Entrámos na casa dela. Comum, arrumada e simples. Típico de Kaya.

-Queres beber alguma coisa?- perguntou, fechando a porta.
-Não obrigada- respondi, num tom neutro- Vamos diretas ao assunto, Kay.

-Eu não sei por onde começar...- sentámo-nos no sofá preto da sala e vi-a morder o lábio.
-Pelo início, talvez.

-Bem -Kaya clareeou a garganta e eu endireitei as costas- Eu nunca te contei, mas... O meu pai começou a ficar violento e a chegar a casa bêbado, mais ou menos um ano antes de eu me ter ido embora. Não te contei nada porque tinha medo, Mia. Medo e vergonha.

-Porquê medo? Eu podia ter-te ajudado, Kay.

-Éramos só miúdas, Mia- ela inspirou fundo e fechou os olhos.

-Podíamos ter contado a alguém- ripostei.

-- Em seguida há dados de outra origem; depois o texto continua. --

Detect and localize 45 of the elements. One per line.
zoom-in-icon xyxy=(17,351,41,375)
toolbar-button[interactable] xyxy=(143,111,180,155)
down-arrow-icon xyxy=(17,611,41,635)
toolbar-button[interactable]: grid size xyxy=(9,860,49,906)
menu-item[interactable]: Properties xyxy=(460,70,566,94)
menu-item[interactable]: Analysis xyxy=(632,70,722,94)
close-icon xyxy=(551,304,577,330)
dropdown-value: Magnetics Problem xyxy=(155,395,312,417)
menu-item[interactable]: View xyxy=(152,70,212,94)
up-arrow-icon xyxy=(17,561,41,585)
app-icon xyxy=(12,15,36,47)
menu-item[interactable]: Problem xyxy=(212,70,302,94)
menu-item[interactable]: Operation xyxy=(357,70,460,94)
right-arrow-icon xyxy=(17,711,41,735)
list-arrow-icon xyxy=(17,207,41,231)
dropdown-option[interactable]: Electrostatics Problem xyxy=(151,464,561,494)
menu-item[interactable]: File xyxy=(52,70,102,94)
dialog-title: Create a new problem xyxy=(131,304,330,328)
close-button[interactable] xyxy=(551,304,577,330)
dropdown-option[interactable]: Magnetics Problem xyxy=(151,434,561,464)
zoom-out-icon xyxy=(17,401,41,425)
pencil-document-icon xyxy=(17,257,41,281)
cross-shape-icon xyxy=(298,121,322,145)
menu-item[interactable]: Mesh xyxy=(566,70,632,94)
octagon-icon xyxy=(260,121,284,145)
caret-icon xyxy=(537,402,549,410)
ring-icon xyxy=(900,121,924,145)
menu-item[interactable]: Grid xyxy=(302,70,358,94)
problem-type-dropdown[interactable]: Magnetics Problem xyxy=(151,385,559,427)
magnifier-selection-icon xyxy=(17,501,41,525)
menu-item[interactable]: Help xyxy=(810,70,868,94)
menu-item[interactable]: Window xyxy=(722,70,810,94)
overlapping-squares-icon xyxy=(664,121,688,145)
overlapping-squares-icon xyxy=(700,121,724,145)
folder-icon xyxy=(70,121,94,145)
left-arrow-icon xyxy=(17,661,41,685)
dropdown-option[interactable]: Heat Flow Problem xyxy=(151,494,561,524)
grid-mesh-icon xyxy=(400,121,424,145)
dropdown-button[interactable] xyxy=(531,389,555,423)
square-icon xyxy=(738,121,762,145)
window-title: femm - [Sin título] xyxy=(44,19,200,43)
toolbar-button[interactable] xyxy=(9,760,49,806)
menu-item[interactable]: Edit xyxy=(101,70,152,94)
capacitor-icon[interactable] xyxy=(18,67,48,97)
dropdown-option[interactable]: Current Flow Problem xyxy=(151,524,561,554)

-Eu sei, mas...Eu não conseguia - uma pausa- Continuando...Eu e o Lou já estávamos a ficar fartos da mesma merda todas as noites, parecia que nunca ia acabar...Os gritos, Mia, os gritos eram o pior. Nós vivíamos com um monstro. Felizmente, a nossa tia descobriu tudo. Ficámos a viver com ela nos últimos dois anos e meio. A Carmen e o Lawrence divorciaram-se. Ela pô-lo fora de casa. E um tempo depois nós voltámos. Eu não consegui voltar para aquele sítio. Não com todas aquelas memórias. Por isso agora estou a viver aqui.

-Eu...Lamento muito, Kaya. Eu não sabia.

-Tive tantas saudades, ruiva- senti o meu corpo ser esmagado contra o seu num abraço apertado.

Eu nem queria imaginar como se sentiria Kaya agora. Não ter coragem de viver na mesma casa que a própria mãe por causa de memórias.
Eu sabia que, por dentro, ela estava destruída.

-Ainda estou chocada, Kaya... Não consigo aceitar...

-São factos, Mia, tens de os aceitar.

Eram Factos. De verdade.
E eu não tinha que fazer outra coisa senão aceitar.

Na maioria das vezes eu podia ser uma pessoa irritante, provocadora e cabeça-quente, mas eu também tinha sentimentos.
Eu importava-me com coisas clichés e tinha pena de cachorrinhos abandonados.
Claro que eu tinha.
Eu ainda era um ser humano.

-E o Lou?-tentei quebrar o ambiente silencioso, onde apenas se ouviam as nossas espirações.

-Ele está bem, eu acho. Aceitou ficar com a nossa mãe. Não a queria deixar sozinha.

Era um pouco egoísta da parte de Kaya ter deixado a mãe nos braços do irmão. Ambos a viver naquela casa onde passaram noites de terror.
Mas eu não a culpava.

Era horrível e eu teria feito o mesmo.